Few countries have the resources to compensate for the abrupt departure of external support, and some of the worst predicted health impacts are in poor countries that have been highly dependent on PEPFAR aid. One statistical model in South Africa, for example, projects that disruptions in HIV prevention, diagnosis and treatment will lead to infection and mortality rates not seen since the early 2000s, when the country was battling a crippling epidemic.

Such dire predictions should be a wake-up call for policymakers and implementers, says Ratevosian, who served as PEPFAR’s chief of staff from 2022-23.“PEPFAR is one of the great American success stories, and there is still time to turn this around. But it will require deliberate, well-sequenced transition plans that are fully financed and co-designed with governments and communities,” he says. “If we fail to invest in careful handoffs, we risk dismantling the health systems, supply chains and workforce that have been the backbone of HIV progress for two decades.”

In February, Ratevosian led a group of Duke public and global health researchers who proposed a plan to improve PEPFAR’s operational efficiency and accelerate transitions to local financing of HIV programs. A more measured handoff would allow countries time to ramp up domestic funding and avoid interruptions in service that could trigger surges in HIV infections, he says. The group also urged targeted investments in prevention, highlighting the adoption of long-acting HIV prevention options and the use of artificial intelligence to drive greater efficiency and impact across the global response.
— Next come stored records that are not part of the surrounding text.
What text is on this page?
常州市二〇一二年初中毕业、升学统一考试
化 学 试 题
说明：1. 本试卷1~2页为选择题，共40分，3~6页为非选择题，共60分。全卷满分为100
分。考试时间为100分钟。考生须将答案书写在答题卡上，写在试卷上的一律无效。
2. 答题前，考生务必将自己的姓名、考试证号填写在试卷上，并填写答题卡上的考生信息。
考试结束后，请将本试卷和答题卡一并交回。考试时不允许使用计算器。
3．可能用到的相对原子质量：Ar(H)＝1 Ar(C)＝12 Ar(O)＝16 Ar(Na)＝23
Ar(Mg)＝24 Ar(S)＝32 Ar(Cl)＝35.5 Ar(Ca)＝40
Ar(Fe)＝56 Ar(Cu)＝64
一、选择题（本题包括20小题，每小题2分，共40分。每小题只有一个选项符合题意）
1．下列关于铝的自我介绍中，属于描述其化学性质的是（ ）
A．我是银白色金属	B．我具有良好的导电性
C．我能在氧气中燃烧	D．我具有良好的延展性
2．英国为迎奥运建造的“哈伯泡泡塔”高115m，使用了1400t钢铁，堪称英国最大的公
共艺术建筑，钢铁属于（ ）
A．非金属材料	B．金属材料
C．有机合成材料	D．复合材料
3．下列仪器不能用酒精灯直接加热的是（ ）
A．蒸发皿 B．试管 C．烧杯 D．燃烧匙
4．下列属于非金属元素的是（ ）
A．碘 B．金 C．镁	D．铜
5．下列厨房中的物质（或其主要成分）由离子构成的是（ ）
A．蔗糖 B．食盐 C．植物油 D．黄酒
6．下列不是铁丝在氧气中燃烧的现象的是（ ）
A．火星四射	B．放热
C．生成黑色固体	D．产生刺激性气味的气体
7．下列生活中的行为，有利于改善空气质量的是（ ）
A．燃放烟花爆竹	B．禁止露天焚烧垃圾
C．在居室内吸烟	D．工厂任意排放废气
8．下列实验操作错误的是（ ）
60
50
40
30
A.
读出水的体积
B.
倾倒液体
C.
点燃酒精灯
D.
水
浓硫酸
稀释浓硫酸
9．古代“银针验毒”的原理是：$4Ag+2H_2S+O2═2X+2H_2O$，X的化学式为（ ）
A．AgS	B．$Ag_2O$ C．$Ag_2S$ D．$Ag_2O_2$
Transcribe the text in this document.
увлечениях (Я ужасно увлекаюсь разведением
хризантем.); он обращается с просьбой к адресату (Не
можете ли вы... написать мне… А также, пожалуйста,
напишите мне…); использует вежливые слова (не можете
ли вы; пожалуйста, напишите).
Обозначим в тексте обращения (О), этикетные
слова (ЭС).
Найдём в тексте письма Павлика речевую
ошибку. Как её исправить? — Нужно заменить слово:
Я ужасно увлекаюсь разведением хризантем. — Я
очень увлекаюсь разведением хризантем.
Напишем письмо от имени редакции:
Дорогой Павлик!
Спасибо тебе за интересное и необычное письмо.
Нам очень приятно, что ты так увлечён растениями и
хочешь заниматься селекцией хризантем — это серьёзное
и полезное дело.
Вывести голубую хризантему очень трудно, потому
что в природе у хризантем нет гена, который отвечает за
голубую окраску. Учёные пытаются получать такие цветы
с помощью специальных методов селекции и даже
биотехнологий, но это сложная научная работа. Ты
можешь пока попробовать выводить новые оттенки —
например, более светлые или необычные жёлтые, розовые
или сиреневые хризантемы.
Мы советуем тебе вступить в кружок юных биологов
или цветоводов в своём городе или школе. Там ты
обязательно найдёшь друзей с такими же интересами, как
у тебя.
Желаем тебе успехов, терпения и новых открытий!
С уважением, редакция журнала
“The world has already fallen behind the targets to end AIDS as a public health threat,” says Duke Global Health Institute director Chris Beyrer, M.D., who has spent more than three decades on the frontlines of HIV prevention and treatment globally. “It will take more resources, more coordination and stronger global partnerships to get back on course. Without urgent action, we risk watching the progress of the last two decades evaporate.”

Behind every data point is a mother in Tanzania or a child in Guatemala whose survival depends on programs now at risk.

Paul Ngangula, MS-GH'25

For the modeling research, Ratevosian collaborated with Khai Tram, M.D., an infectious diseases epidemiologist with the University of Washington, and Paul Ngangula, a 2025 graduate of the DGHI Master of Science in Global Health program, to analyze and synthesize nine models of HIV trends that were published between January and May 2025. While the forecasts vary in their assumptions about the duration and scope of funding gaps, they consistently show devastating setbacks in the global fight against HIV.

The cuts are likely to disproportionately affect vulnerable populations, including children in low-income countries who may no longer benefit from programs to prevent mother-to-child HIV transmission. According to the study, 1 million more children will become infected with HIV globally over the next five years, and new infections among children in sub-Saharan Africa are projected to rise at twice the rate of the overall population. 

Other marginalized groups will see increased risks, as well, according to the researchers. Because some of the U.S. funding cuts have targeted HIV prevention programs, including those that focus on high-risk populations such as men who have sex with men, female sex workers and people who inject drugs, new infections and deaths are expected to grow at much higher rates among those populations. One model in the study projects HIV cases to grow six times faster among these populations. 

The researchers note, however, that relatively few statistical models have evaluated the impact of funding cuts on specific demographic groups, underscoring the need for more research to evaluate how new funding realities are likely to change the risks for already vulnerable populations – and, more importantly, what policymakers can do to protect them.

“Models alone are not enough. We need research that centers the voices of those most affected,” says Ngangula. “Qualitative and ethnographic studies can humanize the statistics, reminding us that behind every data point is a mother in Tanzania or a child in Guatemala whose survival depends on programs now at risk.”

Ngangula says the grim mortality numbers should be seen not s inevitable, but “as the human cost of inaction ,and the lives we can save if we choose differently."